Others of us get to the tail end of December and, um, well, er, :scratch back of neck: yeah, new year is getting pretty darned close. Books. We should read some of those. Like these books over there. Some of them have been here a while. Bought this one when the baby is little, and (s)he now wants to borrow it when (s)he is home on winter break. Probably should get around to reading it one of these days. But this new book is out today, and we’ve been waiting for it for what feels like forever, and there’s this other one we just discovered, and and and and and :sigh:
Then there are those who are somewhere in between. Maybe we’d like to get through the books of a particular author this year, whether that means tackling an entire ouvre that spans decades, or binge reading the debut trilogy of a hot new voice on the romance novel scene. Maybe we’ve been thinking it’s time to revisit some old favorites and see if they still hold up, or experiment with something we’ve never tried before. Maybe one reread for every two new books, or the other way around. Maybe we’d like to read books set in a particular time or place, or that feature a certain character type. The criteria can be whatever we want, from red-haired heroes (currently writing one, so these guys are on my radar) to historicals outside of the Regency, or a certain plot device; secret babies, maybe, or mistaken identity.

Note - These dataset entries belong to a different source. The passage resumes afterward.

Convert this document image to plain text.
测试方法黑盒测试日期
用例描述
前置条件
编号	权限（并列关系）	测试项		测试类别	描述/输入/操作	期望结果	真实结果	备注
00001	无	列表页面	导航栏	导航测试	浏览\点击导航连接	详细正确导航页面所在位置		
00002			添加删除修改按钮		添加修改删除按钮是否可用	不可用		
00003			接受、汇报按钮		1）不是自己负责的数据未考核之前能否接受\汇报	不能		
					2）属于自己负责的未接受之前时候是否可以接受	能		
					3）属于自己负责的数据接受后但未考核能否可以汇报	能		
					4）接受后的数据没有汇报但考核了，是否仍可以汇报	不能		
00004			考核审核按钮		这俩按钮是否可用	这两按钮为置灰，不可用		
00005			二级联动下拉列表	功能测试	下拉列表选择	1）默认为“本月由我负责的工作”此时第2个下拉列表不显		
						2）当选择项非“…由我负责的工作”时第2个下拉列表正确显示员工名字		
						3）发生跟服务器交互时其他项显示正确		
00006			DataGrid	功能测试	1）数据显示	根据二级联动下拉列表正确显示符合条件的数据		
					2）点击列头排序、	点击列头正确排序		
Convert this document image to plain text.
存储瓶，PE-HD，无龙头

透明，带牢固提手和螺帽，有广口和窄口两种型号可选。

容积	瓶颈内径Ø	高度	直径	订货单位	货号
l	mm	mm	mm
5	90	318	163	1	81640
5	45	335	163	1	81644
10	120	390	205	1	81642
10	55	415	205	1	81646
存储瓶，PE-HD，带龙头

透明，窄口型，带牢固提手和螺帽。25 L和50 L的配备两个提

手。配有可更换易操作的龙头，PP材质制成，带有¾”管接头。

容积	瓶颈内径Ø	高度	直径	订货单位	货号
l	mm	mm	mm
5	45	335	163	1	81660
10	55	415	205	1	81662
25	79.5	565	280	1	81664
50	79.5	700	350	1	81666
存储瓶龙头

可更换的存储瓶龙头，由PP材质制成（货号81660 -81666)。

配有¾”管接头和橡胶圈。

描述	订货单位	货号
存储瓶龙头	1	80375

Then there are those who are playing a number game. Last year, my goal, on a popular reader’s site, was to read fifty books. Met and exceeded that, so considering upping the ante on this years. Is it time to dare to double that number? Maybe split the difference and go for seventy-five? Break it down into different sorts of books, as in so many for this genre, so many for such and such character type or setting? One thing I do know is that, this year, I want to read more historical romance than any other genre. While I’m glad to have read a lot of realistic YA, some women’s fiction, contemporary romance and general fiction in 2016, historical romance is my first and greatest love, and I’d like to put more emphasis on that sort of story. We’ll see how that goes.
So, dear readers, at the end of this tumultuous year, I turn things now over to you. Do you make reading resolutions? Are you making some this year? If not, have you in the past? How did those turn out? Do you keep track of your goals, or only books actually purchased/borrowed and/or read? If you do keep track, how do you do that? Paper, electronic, a mix of both? Keep it all in your head? If you don’t make reading resolutions or goals, we want to hear about that, too. Pull up a chair in the comment section and tell us all about it. There’s room for everybody at this table.